Written Answers - Price Inflation.

Michael D. Higgins

Question:

20 Mr. M. Higgins asked the Minister for Finance the expected level of inflation for 2003; the way in which this compares with the Euro zone average; if his attention has been drawn to concerns expressed by the Central Bank that the level of consumer prices here is now more than 12% above the Euro zone average; the steps planned to reduce the level of inflation; and if he will make a statement on the matter. [9717/03]

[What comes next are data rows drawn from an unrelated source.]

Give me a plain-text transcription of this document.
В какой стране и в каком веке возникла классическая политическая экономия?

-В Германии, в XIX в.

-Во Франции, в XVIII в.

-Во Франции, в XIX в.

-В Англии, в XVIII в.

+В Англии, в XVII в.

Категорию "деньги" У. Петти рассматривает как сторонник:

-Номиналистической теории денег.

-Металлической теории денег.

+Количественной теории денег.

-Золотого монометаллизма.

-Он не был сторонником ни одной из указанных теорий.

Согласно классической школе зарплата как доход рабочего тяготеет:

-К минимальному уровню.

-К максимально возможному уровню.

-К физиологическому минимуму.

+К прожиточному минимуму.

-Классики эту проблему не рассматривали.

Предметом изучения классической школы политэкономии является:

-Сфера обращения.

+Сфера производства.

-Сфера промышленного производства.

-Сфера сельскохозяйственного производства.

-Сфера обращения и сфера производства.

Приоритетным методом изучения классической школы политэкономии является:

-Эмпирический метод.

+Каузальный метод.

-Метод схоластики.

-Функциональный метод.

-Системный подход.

On budget day, inflation, as measured by annual changes in the consumer price index, CPI, was projected to average 4.8% in 2003. This forecast was, as always, based on the technical assumption of unchanged interest rates. My Department will publish a revised estimate in the Economic Review and Outlook in the summer. It is expected that inflation will moderate this year from March, reflecting, first, the fact that last year's increase in VAT will fall out of the annual comparison; second, that services sector inflation is moderating and, third, the recent interest rate cuts. In terms of EU comparisons, the appropriate measure of inflation is the harmonised index of consumer prices, HICP. HICP inflation for Ireland for 2003 as a whole was forecast to be 4.2% on budget day. The Commission's autumn forecast was that euro area inflation would average 2% this year.

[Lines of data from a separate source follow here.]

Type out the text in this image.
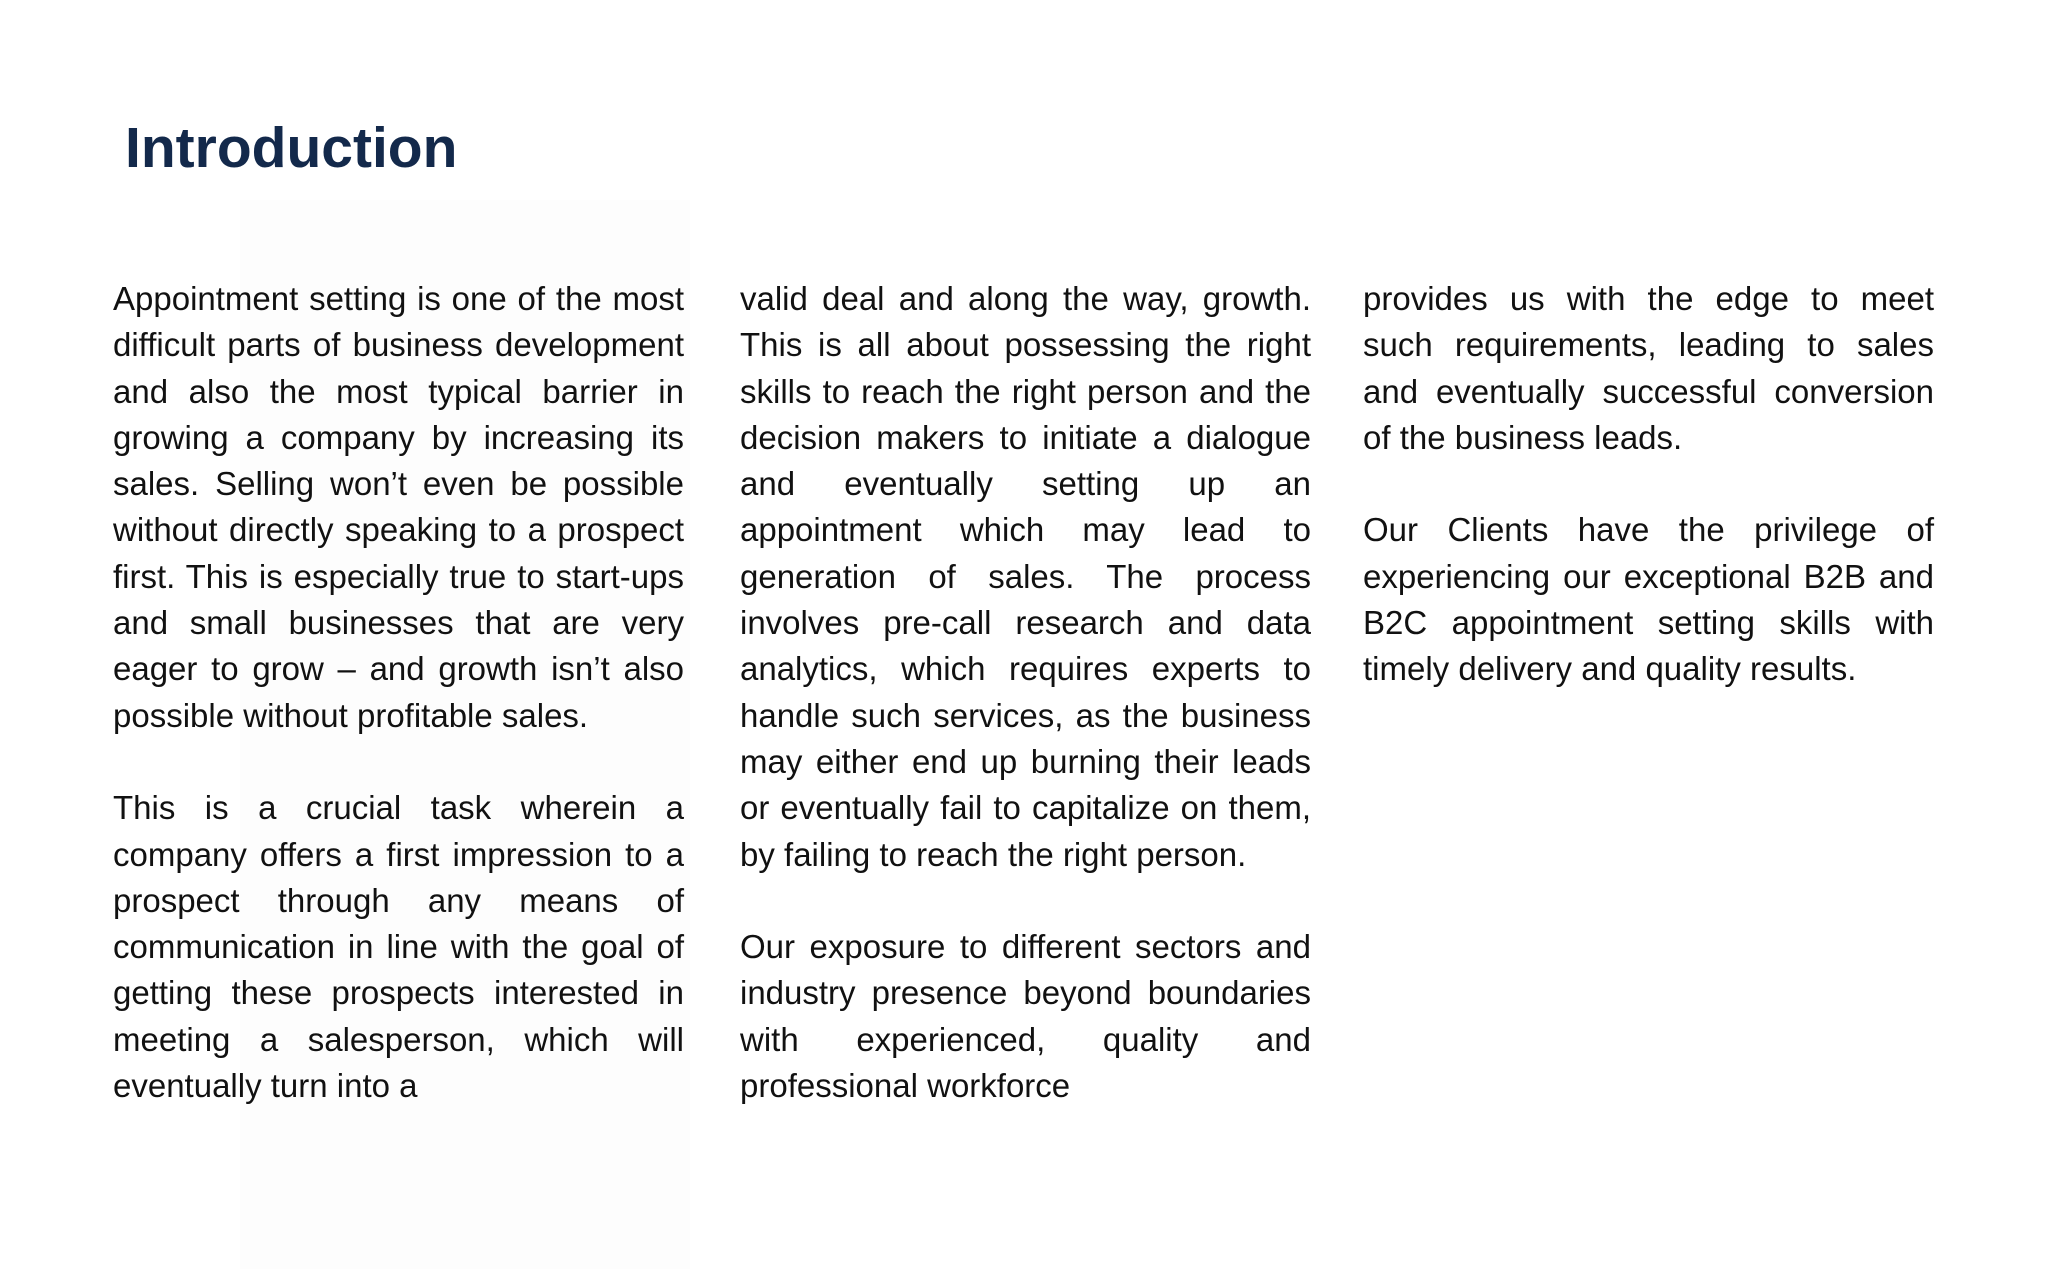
Introduction

Appointment setting is one of the most difficult parts of business development and also the most typical barrier in growing a company by increasing its sales. Selling won’t even be possible without directly speaking to a prospect first. This is especially true to start-ups and small businesses that are very eager to grow – and growth isn’t also possible without profitable sales.

This is a crucial task wherein a company offers a first impression to a prospect through any means of communication in line with the goal of getting these prospects interested in meeting a salesperson, which will eventually turn into a

valid deal and along the way, growth. This is all about possessing the right skills to reach the right person and the decision makers to initiate a dialogue and eventually setting up an appointment which may lead to generation of sales. The process involves pre-call research and data analytics, which requires experts to handle such services, as the business may either end up burning their leads or eventually fail to capitalize on them, by failing to reach the right person.

Our exposure to different sectors and industry presence beyond boundaries with experienced, quality and professional workforce

provides us with the edge to meet such requirements, leading to sales and eventually successful conversion of the business leads.

Our Clients have the privilege of experiencing our exceptional B2B and B2C appointment setting skills with timely delivery and quality results.
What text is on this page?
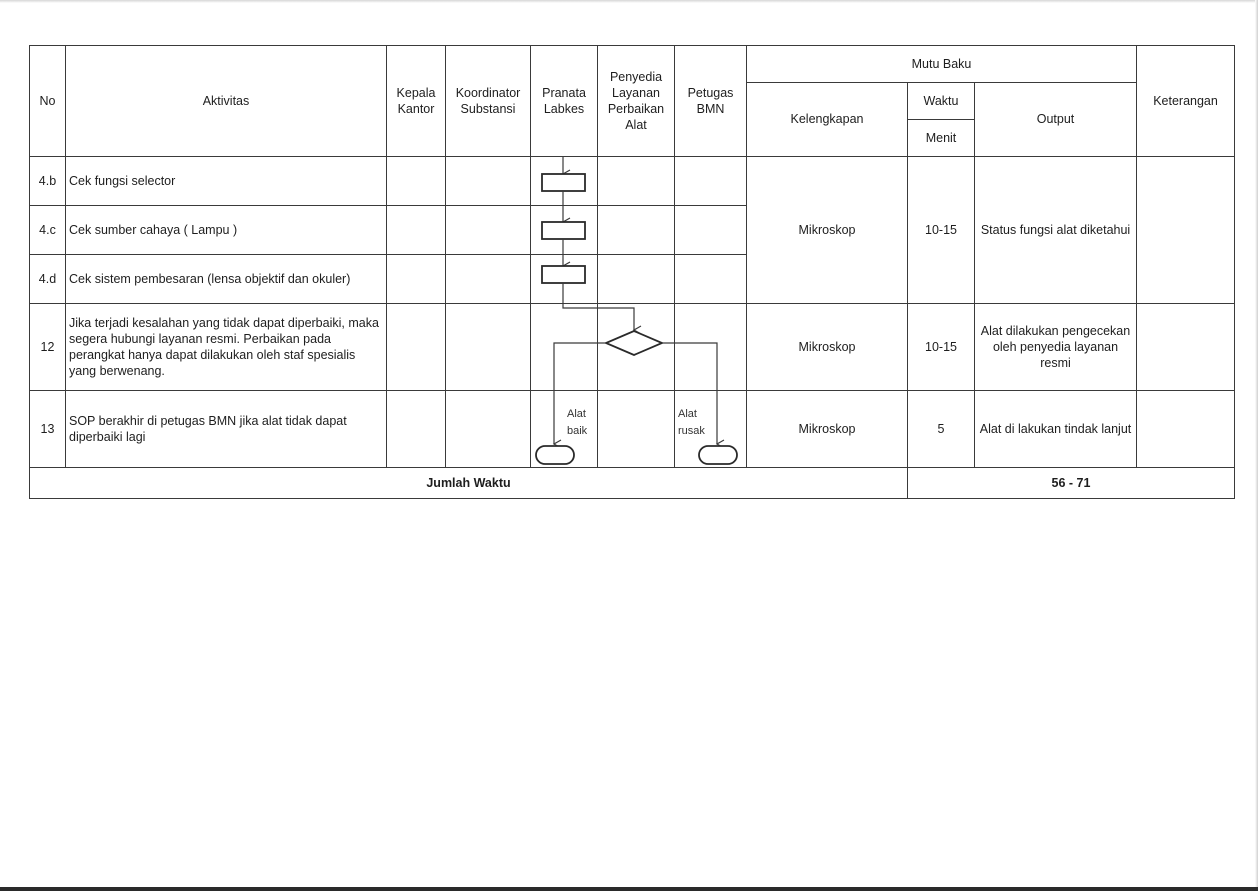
No	Aktivitas	Kepala Kantor	Koordinator Substansi	Pranata Labkes	Penyedia Layanan Perbaikan Alat	Petugas BMN	Mutu Baku			Keterangan
							Kelengkapan	Waktu	Output	
								Menit		
4.b	Cek fungsi selector						Mikroskop	10-15	Status fungsi alat diketahui	
4.c	Cek sumber cahaya ( Lampu )									
4.d	Cek sistem pembesaran (lensa objektif dan okuler)									
12	Jika terjadi kesalahan yang tidak dapat diperbaiki, maka segera hubungi layanan resmi. Perbaikan pada perangkat hanya dapat dilakukan oleh staf spesialis yang berwenang.						Mikroskop	10-15	Alat dilakukan pengecekan oleh penyedia layanan resmi	
13	SOP berakhir di petugas BMN jika alat tidak dapat diperbaiki lagi						Mikroskop	5	Alat di lakukan tindak lanjut	
Jumlah Waktu								56 - 71		
Alat
baik
Alat
rusak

The Irish price level has risen against that in the euro area in recent years and I am aware of the Central Bank's comments in this regard. The Irish price level has risen because Irish inflation has been exceeding the EU average for some time. This has been due partly to external factors such as the exchange rate, partly to the process of Ireland catching up in productivity terms with the rest of Europe and partly to domestic factors. However, we need to bring inflation down to levels comparable with those of our EU partners in order to maintain our competitiveness and to ensure that jobs are not lost. We must, therefore, concentrate our efforts on targeting domestic sources of inflation.
In this context, the pay arrangements set out under the draft new social partnership agreement, Sustaining Progress, are important. By ensuring that wage increases are kept to sustainable levels, we can continue to focus on our competitiveness and avoid losing jobs. Also important will be the implementation, over the next 18 months, of the anti-inflation initiative agreed by Government, employers and union leaders to target key domestic sources of inflationary pressure. I am also aware that keeping public expenditure on target will be important if our inflation rate is to moderate and new management and control mechanisms have been put in place to this end.